周青手執羽扇,並未回答,目光落在遠處。
“事已至此,師兄與我去將那兩人也斬了,莫要留下隱患。”
歸真聞言,心中不由讚歎。
師弟不僅手段高強,性子更是果斷,毫不拖泥帶水。
他點頭笑道:“合該如此。

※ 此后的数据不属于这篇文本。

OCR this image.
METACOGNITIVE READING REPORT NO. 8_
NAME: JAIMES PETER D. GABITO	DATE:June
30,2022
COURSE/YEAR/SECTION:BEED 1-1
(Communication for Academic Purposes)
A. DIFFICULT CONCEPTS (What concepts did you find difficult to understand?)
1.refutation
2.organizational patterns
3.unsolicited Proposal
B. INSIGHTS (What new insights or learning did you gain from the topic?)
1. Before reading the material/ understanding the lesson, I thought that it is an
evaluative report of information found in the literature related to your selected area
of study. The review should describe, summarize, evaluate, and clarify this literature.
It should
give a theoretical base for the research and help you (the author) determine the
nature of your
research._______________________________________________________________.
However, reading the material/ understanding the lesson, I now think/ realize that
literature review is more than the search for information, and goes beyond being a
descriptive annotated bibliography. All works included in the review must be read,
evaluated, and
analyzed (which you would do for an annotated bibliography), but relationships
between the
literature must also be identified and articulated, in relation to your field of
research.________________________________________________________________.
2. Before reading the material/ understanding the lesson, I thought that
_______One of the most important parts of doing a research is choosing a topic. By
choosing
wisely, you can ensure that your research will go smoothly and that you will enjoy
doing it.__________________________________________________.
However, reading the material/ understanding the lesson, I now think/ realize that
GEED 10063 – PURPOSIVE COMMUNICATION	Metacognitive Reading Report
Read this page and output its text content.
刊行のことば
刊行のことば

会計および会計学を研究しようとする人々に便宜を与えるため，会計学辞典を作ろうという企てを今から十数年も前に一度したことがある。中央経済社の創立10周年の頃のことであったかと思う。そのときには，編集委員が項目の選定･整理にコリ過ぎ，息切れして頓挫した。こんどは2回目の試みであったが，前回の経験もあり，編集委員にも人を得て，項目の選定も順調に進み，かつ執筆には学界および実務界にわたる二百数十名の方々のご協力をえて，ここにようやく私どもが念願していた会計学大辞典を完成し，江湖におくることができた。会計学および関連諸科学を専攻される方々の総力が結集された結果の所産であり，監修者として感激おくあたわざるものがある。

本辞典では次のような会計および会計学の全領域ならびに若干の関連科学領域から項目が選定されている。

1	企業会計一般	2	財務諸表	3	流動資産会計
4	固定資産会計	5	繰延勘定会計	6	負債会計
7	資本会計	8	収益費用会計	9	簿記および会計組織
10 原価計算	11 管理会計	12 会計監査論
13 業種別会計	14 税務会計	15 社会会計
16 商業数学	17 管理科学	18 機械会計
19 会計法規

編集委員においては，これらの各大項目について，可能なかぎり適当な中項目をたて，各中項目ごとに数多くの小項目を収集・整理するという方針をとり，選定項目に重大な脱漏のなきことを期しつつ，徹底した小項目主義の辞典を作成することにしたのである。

”
說罷,二人不再遲疑,禦器而行,直奔戰場而去。
那兩名邪修見同伴儘數身死,神色大駭,再無戰意,也不管商會修士了,轉身便要逃遁。
但就在此時,速度最快的金翅雕和鐵背鷹,已然飛至他們身前,攔住前路。
與此同時,歸真與周青也已趕到,攔住後路,將二人徹底圍困。
“想跑?”
歸真冷哼一聲,掐了個劍訣,數十道碧藍劍影瞬間凝聚成一柄巨劍,直劈其中一名邪修。
那邪修倉促祭出法器抵擋,卻在劍光之下瞬間崩裂,連同身體一並被攔腰斬斷,血灑長空。
周青揮動羽扇,七頭妖禽虛影齊動,烈焰翻騰,將另一名邪修團團圍住。
那邪修雖是拚死掙紮,催動法器抵擋,卻終究無法抗衡七頭妖禽虛影的合力圍攻。
“轟!”
僅是幾息之間,他整個人被熾焰吞沒,化作飛灰。
此次出手,周青稍加注意,倒是留下了對方的儲物袋。
他將儲物袋收入囊中,隨即與歸真一同落在幸存的福雲商會修士麵前。
蕭青荷也駕馭鐵背鷹向著此處飛來。
商會修士中,僅剩的那名練氣後期修士是個綠袍老者,須發皆白,神情憔悴,滿身血汙。
他緩步上前,向周青與歸真躬身行禮,語氣感激:“老朽福雲商會木鎮平,多謝兩位道友出手相助。”
周青兩人也都回了一禮。
歸真介紹道:“在下沂華派歸真,這是師弟周青。”
木鎮平聞言,眼中露出幾分驚訝:“原來是樂掌門的高徒,果然名不虛傳。”
幾人寒暄幾句,歸真便問起事發經過。
木鎮平神色凝重,低聲道:“我等路上遭了埋伏,應是商隊中有著奸細,而那四人也不是尋常邪修,應是梅山四魔的手下。”
“梅山四魔?”
周青眉頭微皺。
木鎮平點頭,語氣中帶著幾分憤恨:“那四人聚攏了不少邪修,專做些殺人劫財的勾當,行事狠辣,令人痛恨。”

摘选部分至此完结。